WM (Will Meyrick): Seperti jajanan kaki lima pada umumnya, ini merupakan alat untuk mengenal budaya dan orang-orang sekitarnya. Khususnya di Indonesia, perpaduan cita rasa asli lokal dengan pengaruh budaya Belanda, Tiongkok, dan Arab menunjukkan secara jelas kekayaan dan popularitas Indonesia sebagai jalur perdagangan rempah di masa lalu.
F: Bila dibandingkan dengan negara Asia Tenggara yang lain, apa perbedaan dan juga persamaan jajanan kaki lima Indonesia?
WM: Agama dan sejarah memiliki pengaruh yang besar dalam kecenderungan makanan seseorang. Di Vietnam, Kamboja, atau Thailand menggunakan lebih banyak tanaman herbal di dalam makanannya yang memiliki pengaruh agama Buddha, sementara makanan Indonesia banyak dipengaruhi oleh budaya Muslim dan masakan Arab. Perbedaannya dapat dilihat dari bumbu. Masakan Indonesia tidak memiliki banyak pengaruh bumbu seperti kecap ikan bila dibandingkan dengan negara asia yang lain.
F: Apa jajanan kaki lima Indonesia favorit Anda?
F: Apa yang bisa dilakukan oleh penjaja makanan kaki lima untuk menarik minat turis asing untuk mencoba makanan kaki lima?
WM: Menurut saya, tidak banyak dari pedagang kaki lima mampu menjajakannya langsung kepada turis asing. Oleh karena itu, lembaga pemerintahan dan pencinta street food seperti sayalah yang harus mengambil bagian dalam memperkenalkan makanan dengan berbagi pengalaman, kisah orang yang membuatnya, budaya yang mempengaruhinya, dan bahan yang ada di dalamnya melalui media yang ada.
F: Jajanan kaki lima yang paling aneh yang pernah dicoba? Dan yang tidak akan pernah Anda coba?
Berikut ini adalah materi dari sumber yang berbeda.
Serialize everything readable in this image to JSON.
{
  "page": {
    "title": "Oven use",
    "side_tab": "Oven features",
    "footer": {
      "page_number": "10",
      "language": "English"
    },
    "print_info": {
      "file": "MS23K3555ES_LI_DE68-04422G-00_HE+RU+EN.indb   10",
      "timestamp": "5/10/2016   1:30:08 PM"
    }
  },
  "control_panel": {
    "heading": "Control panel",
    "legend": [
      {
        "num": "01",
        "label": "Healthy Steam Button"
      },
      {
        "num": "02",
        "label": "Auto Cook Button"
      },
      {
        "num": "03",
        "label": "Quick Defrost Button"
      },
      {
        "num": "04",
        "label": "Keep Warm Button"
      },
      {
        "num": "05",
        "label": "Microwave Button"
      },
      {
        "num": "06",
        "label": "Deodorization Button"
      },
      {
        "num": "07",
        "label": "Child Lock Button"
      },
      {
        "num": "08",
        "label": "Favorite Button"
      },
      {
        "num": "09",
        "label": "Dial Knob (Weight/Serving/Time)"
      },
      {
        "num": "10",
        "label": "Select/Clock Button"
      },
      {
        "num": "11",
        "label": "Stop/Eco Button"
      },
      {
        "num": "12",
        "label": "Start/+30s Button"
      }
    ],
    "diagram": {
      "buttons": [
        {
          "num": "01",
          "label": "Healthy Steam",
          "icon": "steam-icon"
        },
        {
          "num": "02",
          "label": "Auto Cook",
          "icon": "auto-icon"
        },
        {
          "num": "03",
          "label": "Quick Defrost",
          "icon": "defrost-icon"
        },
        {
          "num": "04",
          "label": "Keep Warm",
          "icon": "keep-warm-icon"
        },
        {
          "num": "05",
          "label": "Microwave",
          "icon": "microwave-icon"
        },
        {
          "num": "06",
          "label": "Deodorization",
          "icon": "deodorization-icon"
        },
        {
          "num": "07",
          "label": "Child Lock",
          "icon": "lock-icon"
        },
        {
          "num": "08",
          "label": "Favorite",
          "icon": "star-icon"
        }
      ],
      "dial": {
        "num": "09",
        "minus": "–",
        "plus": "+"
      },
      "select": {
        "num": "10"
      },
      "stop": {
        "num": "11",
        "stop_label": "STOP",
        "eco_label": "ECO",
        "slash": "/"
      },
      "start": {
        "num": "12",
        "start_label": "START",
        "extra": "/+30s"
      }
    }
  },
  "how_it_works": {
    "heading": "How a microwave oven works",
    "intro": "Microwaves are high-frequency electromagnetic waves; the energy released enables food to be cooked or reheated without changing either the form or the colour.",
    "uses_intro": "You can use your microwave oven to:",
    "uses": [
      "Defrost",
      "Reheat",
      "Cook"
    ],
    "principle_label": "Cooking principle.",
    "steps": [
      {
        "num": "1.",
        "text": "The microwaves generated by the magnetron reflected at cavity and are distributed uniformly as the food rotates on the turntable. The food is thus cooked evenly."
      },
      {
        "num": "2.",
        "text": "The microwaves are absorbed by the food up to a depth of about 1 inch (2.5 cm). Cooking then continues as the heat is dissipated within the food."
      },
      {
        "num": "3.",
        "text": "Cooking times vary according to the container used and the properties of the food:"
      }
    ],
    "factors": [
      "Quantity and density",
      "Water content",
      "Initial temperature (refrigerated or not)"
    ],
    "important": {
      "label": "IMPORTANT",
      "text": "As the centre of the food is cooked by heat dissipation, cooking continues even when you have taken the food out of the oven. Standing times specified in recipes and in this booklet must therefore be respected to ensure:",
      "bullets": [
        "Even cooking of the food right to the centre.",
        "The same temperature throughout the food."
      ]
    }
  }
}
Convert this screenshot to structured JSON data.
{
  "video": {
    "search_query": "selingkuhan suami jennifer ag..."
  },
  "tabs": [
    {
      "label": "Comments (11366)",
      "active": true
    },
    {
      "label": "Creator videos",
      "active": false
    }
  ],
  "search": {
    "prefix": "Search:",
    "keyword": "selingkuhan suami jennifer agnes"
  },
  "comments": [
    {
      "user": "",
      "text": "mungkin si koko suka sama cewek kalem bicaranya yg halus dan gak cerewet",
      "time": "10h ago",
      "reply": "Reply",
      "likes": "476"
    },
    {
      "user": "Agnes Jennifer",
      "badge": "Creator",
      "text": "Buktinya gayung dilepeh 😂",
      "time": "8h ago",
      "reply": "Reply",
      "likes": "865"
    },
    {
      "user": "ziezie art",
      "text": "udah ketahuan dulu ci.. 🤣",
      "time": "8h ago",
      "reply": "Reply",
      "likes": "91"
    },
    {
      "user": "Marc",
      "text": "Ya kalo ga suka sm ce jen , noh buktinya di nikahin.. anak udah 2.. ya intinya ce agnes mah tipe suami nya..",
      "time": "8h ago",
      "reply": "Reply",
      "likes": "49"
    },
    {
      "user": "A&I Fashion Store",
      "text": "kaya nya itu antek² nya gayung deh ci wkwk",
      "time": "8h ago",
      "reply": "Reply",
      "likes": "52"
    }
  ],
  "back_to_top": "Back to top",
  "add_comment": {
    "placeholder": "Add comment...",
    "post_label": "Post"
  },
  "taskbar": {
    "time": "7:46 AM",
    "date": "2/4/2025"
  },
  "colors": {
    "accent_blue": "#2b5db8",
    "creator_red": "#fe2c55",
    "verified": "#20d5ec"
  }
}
WM: Di Manado, saya pernah makan tikus sawah dan kelelawar, yang kelihatannya tidak terlalu menyenangkan untuk dimakan. Akan tetapi untuk saya sendiri, ini merupakan cara saya berkomunikasi dan mengenal orang-orang sekitar makanan tersebut. Sejauh ini, belum ada makanan yang secara khusus tidak akan saya coba.